An allegiance to Welsh performers and composers is a major feature of this year’s tour by the National Youth Orchestra of Wales, with two native contemporary scores on the programme performed by a Welsh soloist and conductor. It could easily become cosy and parochial, but the results were amongst the NYOW’s finest achievements in recent years. Given at Cardiff’s St David’s Hall, it followed on from concerts in Pembrokeshire and Llandudno and the NYOW now embark on a short German tour.

Rachmaninov’s Symphonic Dances, with which the concert ended, turned out to be a superb choice for a youth orchestra. Youth orchestra programmes often feature large late-Romantic scores that boost audiences but do not necessarily provide the most advantageous training opportunities for young players. Rachmaninov’s last completed work, though, originally written for the Philadelphia Orchestra, is a veritable concerto for orchestra. Its demands suit perfectly a confident well-drilled youth orchestra, requiring tight ensemble, rhythmic control and with elaborate parts and solo opportunities for all sections of the orchestra.
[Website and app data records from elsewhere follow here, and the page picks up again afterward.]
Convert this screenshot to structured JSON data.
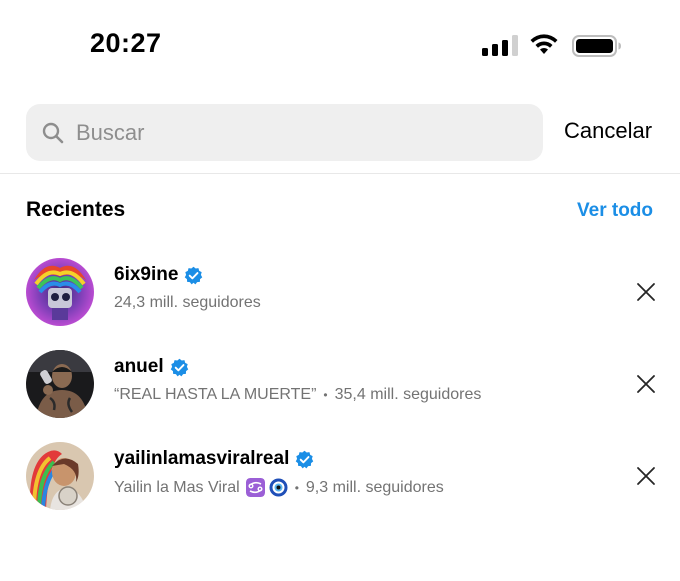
{
  "status_bar": {
    "time": "20:27"
  },
  "search": {
    "placeholder": "Buscar",
    "value": "",
    "cancel_label": "Cancelar"
  },
  "recents": {
    "title": "Recientes",
    "see_all_label": "Ver todo",
    "items": [
      {
        "username": "6ix9ine",
        "verified": true,
        "subtitle": "24,3 mill. seguidores"
      },
      {
        "username": "anuel",
        "verified": true,
        "name": "“REAL HASTA LA MUERTE”",
        "followers": "35,4 mill. seguidores"
      },
      {
        "username": "yailinlamasviralreal",
        "verified": true,
        "name": "Yailin la Mas Viral",
        "followers": "9,3 mill. seguidores",
        "emojis": [
          "cancer-sign-emoji",
          "nazar-amulet-emoji"
        ]
      }
    ]
  },
  "colors": {
    "accent": "#1b8ee6",
    "verified": "#1b8ee6",
    "secondary_text": "#737373",
    "search_bg": "#efefef"
  }
}
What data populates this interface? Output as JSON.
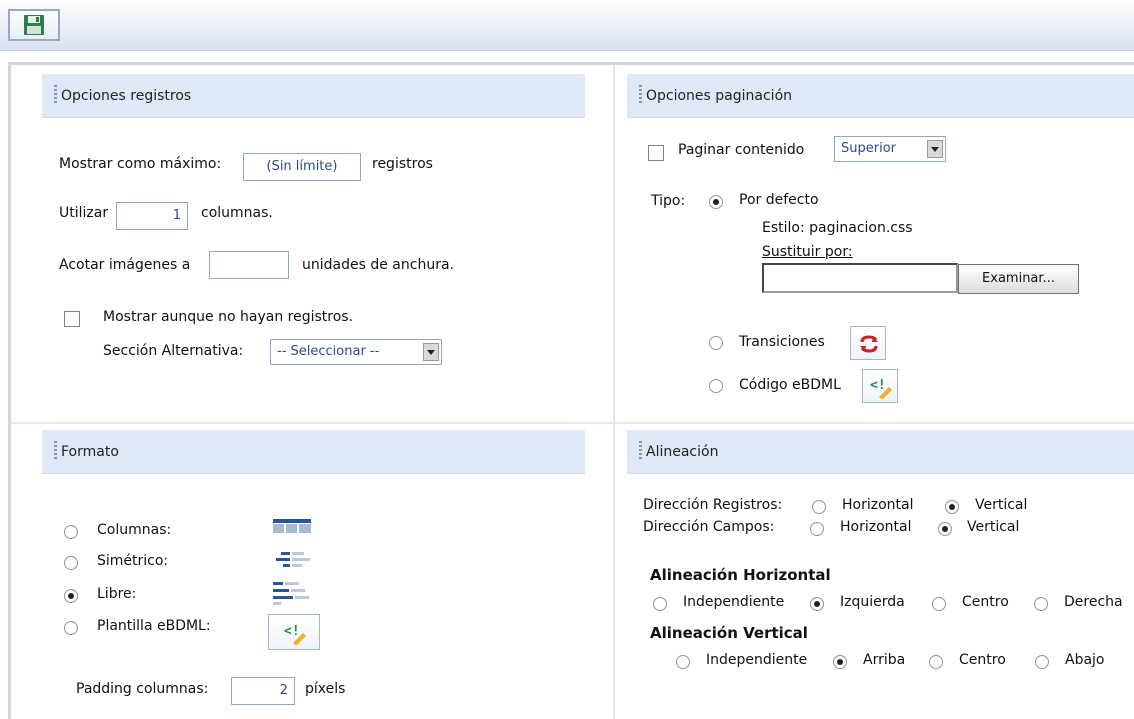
{
  "colors": {
    "header_bg": "#dee8f6",
    "input_text": "#2a4a8a",
    "toolbar_bg": "#e4ebf6"
  },
  "toolbar": {
    "save_icon": "floppy-disk-icon"
  },
  "registros": {
    "title": "Opciones registros",
    "max_label": "Mostrar como máximo:",
    "max_value": "(Sin límite)",
    "max_suffix": "registros",
    "utilizar_label": "Utilizar",
    "columns_value": "1",
    "columns_suffix": "columnas.",
    "acotar_label": "Acotar imágenes a",
    "acotar_value": "",
    "acotar_suffix": "unidades de anchura.",
    "show_empty_label": "Mostrar aunque no hayan registros.",
    "show_empty_checked": false,
    "alt_section_label": "Sección Alternativa:",
    "alt_section_value": "-- Seleccionar --"
  },
  "paginacion": {
    "title": "Opciones paginación",
    "paginar_label": "Paginar contenido",
    "paginar_checked": false,
    "position_value": "Superior",
    "tipo_label": "Tipo:",
    "default_label": "Por defecto",
    "estilo_text": "Estilo: paginacion.css",
    "sustituir_label": "Sustituir por:",
    "file_value": "",
    "browse_label": "Examinar...",
    "transiciones_label": "Transiciones",
    "transiciones_icon": "transitions-icon",
    "codigo_label": "Código eBDML",
    "codigo_icon": "ebdml-code-icon",
    "selected_type": "Por defecto"
  },
  "formato": {
    "title": "Formato",
    "options": [
      {
        "label": "Columnas:",
        "selected": false,
        "icon": "columns-layout-icon"
      },
      {
        "label": "Simétrico:",
        "selected": false,
        "icon": "symmetric-layout-icon"
      },
      {
        "label": "Libre:",
        "selected": true,
        "icon": "free-layout-icon"
      },
      {
        "label": "Plantilla eBDML:",
        "selected": false,
        "icon": "ebdml-template-icon"
      }
    ],
    "padding_label": "Padding columnas:",
    "padding_value": "2",
    "padding_suffix": "píxels"
  },
  "alineacion": {
    "title": "Alineación",
    "dir_registros_label": "Dirección Registros:",
    "dir_campos_label": "Dirección Campos:",
    "horizontal_label": "Horizontal",
    "vertical_label": "Vertical",
    "dir_registros_value": "Vertical",
    "dir_campos_value": "Vertical",
    "h_title": "Alineación Horizontal",
    "h_options": [
      "Independiente",
      "Izquierda",
      "Centro",
      "Derecha"
    ],
    "h_value": "Izquierda",
    "v_title": "Alineación Vertical",
    "v_options": [
      "Independiente",
      "Arriba",
      "Centro",
      "Abajo"
    ],
    "v_value": "Arriba"
  }
}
The NYOW’s programme took a number of bold risks that could easily have misfired under a conductor less confident and experienced than Grant Llewellyn. Born in West Wales, his roots are the same as many of the NYOW’s players, with whom he has found a natural affinity. In the Rachmaninov, he occasionally adopted very broad tempi whilst retaining an inexorable sense of line and rhythmic control. A case in point was the first movement’s second subject where he allowed his superb young wind soloists the opportunity to create spacious chamber-like textures of impressive clarity. Yet the performance was never lacking in vitality and a sense of tightly controlled ensemble was always present.

Another high-risk strategy was the bicentennial inclusion of the first-act prelude to Wagner’s Lohengrin. Oddly, the more straightforward prelude to the opera’s third act (with which the concert opened) was the least impressive part of the evening, but, in the first-act prelude, the strings managed the perilous opening with great aplomb, forming a basis for a highly disciplined and beautifully balanced performance.

But what of the new works in the programme? A work by a young Welsh composer, not out of college, and a compositional debut by a well-known harpist, were two more bold risks in this year’s programme. Cardiff audiences have for some time been aware of a new and impressive voice on the Welsh compositional scene. 26-year-old Joseph Davies’ Yeats-inspired Byzantium was premièred by the BBC National Orchestra of Wales last November and they also featured part of it in a workshop in February 2012. The piece is not without its faults, but its virtues are those so often absent in a young composer’s work: memorable ideas, a fine ear for pacing and harmony that is genuinely heard aided by an orchestral economy which allows the music to make its point.

The other new work could not have been farther removed: Catrin Finch’s Harp Concerto is based on the Welsh poet Ellis Humphrey Evans (1887–1917), better known through his bardic name, Hedd Wyn (White Peace). Killed in action during World War I and posthumously awarded the poetry chair at the National Eisteddfod in the same year, his poetry and example have taken on an almost mythical significance in Wales over the last hundred years. Catrin Finch is one of the finest harpists of her generation, with a restlessness that has led her far beyond the usual confines of the traditional harp repertoire, and this concert marked her debut as a composer. The tradition of soloists composing concertos for themselves, so common from the Baroque through to the end of the 19th century, has now largely disappeared, so it was encouraging to see her revive it. The result was a colourful score, incorporating recorded speech, with Finch utilising both traditional and electronic harps, a battery of technology and many striking gestures, ensuring that its 20-minute duration was never dull. And it was Catrin Finch that set a seal on this most Welsh of programmes with an encore of the traditional Welsh folk song Ar lan y Môr.